New works agreement on partial retirement at Daimler-Benz

A January 1998 works agreement on partial retirement at Daimler Benz, Germany, provides better conditions for the employees than the analogous collective agreements in metalworking.

Against the background of increasing mass unemployment, and following legislation in 1996, partial retirement (Altersteilzeit) has become a very prominent bargaining issue between the German social partners (DE9708224F). According to a recent study by the Institute for Economics and Social Science (Wirtschafts- und Sozialwissenschaftliches Institut, WSI) there are now 15 branch-level collective agreements and several company agreements on partial retirement covering altogether about 5 million employees.

In September 1997, the most notable collective agreement was concluded in the metalworking industry in the region of Baden-Württemberg between the regional organisation of the IG Metall metalworkers' union and the regional metalworking employers' association Verband der Metallindustrie Baden-Würtemberg (DE9710133F). This collective agreement foresees the introduction of partial retirement by a voluntary works agreement at company level.
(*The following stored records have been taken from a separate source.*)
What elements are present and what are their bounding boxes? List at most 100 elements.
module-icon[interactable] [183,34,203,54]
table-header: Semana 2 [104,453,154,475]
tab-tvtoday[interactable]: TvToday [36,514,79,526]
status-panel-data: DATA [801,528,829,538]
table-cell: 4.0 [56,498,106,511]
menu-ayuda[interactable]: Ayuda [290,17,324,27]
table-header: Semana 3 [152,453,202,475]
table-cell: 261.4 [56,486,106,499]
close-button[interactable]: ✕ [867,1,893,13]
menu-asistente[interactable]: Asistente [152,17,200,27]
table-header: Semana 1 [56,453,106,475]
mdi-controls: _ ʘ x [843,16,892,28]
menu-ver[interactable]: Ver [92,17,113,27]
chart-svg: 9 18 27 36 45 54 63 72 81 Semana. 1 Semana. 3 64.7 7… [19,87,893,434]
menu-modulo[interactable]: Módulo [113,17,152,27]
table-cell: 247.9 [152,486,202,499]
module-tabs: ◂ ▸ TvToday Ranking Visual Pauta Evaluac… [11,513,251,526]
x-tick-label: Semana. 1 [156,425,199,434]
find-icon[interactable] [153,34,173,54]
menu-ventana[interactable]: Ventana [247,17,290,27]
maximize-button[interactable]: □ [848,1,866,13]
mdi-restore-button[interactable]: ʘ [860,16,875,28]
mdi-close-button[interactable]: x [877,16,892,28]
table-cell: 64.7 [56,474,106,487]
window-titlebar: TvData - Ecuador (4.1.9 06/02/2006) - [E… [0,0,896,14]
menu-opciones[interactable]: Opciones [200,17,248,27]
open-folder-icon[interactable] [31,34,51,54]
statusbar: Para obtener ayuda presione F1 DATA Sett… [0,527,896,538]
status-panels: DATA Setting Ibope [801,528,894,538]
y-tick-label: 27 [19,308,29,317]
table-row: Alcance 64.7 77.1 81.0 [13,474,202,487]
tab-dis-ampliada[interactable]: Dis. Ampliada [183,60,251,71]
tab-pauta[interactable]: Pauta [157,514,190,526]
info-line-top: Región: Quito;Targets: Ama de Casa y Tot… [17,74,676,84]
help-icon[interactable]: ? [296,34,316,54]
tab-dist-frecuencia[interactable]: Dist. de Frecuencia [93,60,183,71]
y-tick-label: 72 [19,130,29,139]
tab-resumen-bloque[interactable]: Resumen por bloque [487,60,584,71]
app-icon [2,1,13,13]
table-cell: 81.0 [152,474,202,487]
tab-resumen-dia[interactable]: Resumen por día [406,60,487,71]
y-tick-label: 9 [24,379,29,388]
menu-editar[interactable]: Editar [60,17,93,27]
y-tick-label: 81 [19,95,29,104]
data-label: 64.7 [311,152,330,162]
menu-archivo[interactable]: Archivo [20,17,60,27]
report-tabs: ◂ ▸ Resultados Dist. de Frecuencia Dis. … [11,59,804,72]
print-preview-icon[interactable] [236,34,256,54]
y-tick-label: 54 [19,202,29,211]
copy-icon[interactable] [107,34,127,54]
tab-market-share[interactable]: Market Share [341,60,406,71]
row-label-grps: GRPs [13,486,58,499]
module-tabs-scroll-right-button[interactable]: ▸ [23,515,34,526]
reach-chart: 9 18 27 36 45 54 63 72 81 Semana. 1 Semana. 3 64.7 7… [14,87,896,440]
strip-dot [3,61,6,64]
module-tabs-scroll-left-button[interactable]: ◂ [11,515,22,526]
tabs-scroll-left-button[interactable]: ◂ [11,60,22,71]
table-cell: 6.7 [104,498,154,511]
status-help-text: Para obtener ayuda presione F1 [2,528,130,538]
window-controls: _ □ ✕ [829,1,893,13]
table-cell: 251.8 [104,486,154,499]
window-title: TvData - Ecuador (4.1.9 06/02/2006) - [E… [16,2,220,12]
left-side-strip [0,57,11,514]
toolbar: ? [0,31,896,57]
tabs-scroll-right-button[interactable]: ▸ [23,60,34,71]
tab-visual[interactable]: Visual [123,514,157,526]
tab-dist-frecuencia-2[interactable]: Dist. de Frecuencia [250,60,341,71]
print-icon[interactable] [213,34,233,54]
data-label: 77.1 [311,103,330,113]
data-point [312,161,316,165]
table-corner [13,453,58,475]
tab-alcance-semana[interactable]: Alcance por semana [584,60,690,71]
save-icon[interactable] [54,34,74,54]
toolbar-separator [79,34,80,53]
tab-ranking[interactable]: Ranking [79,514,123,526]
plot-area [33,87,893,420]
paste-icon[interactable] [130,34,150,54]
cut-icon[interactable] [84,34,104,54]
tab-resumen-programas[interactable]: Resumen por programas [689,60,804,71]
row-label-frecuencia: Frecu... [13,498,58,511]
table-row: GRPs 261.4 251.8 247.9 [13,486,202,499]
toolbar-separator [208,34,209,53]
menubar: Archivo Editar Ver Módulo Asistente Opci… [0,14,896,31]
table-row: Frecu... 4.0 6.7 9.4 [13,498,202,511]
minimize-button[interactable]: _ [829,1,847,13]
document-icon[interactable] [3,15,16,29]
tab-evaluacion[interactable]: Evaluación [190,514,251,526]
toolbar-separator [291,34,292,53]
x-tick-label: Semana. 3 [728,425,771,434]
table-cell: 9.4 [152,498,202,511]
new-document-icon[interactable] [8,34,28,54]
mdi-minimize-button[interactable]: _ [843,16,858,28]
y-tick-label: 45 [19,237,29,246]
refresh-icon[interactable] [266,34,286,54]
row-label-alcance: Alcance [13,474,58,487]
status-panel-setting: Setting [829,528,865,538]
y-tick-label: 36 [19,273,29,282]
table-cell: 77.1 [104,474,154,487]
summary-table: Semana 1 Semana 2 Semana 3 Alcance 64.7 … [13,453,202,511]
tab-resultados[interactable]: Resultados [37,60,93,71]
On 12 January 1998 the management and company works council (Gesamtbetriebsrat) of Daimler-Benz AG agreed a new works agreement (Betriebsvereinbarung) on partial retirement which is based on the metalworking collective agreement. According to the leader of the company works council, Alfons Görgemanns, from an employee perspective the new works agreement provides even better conditions than those collectively agreed at branch level. In detail, the works agreements includes the following provisions:

  • employees from the age of 55 to 60 can participate in a partial retirement scheme, which follows the so-called "block model". This means that, over a certain period (usually five years), older employees continue to work full time in the first half of the period and then stop working in the second half;
  • during the whole period of partial retirement, the employees receive 85% of their previous net full-time monthly income. This is an improvement on the Partial Retirement Law (Altersteilzeitgesetz) which prescribes 70%, and also on the metalworking collective agreement, which prescribes 82%;
  • in the first, working half of the partial retirement period, the employees will receive 85% of yearly bonuses instead of the 50% provided for in the metalworking collective agreement. In the second, non-working half of partial retirement the employees will receive a flat-rate payment of DEM 450 per year. Furthermore, employees in the partial retirement scheme will participate fully in the company's profit-sharing system; and
  • to compensate for losses in pension entitlement, the company will give every employee after partial retirement a severance payment of 4.5 months' full-time gross pay, instead of the three months agreed at sectoral level. Together with other special payments and profit-sharing bonuses, employees could receive up to 8.5 months' pay at the end of their employment which, according to the company works council, could compensate for up to 60% of the losses in pension entitlement.

While the company works council said that the new works agreement provides "acceptable conditions" for partial retirement, the head of the Daimler-Benz personnel management department, Heiner Tropitzsch, called the agreement a "convincing compromise". Daimler-Benz now accepts that in 1998 about 1% of its 150,000 employees in Germany will start working under a partial retirement scheme.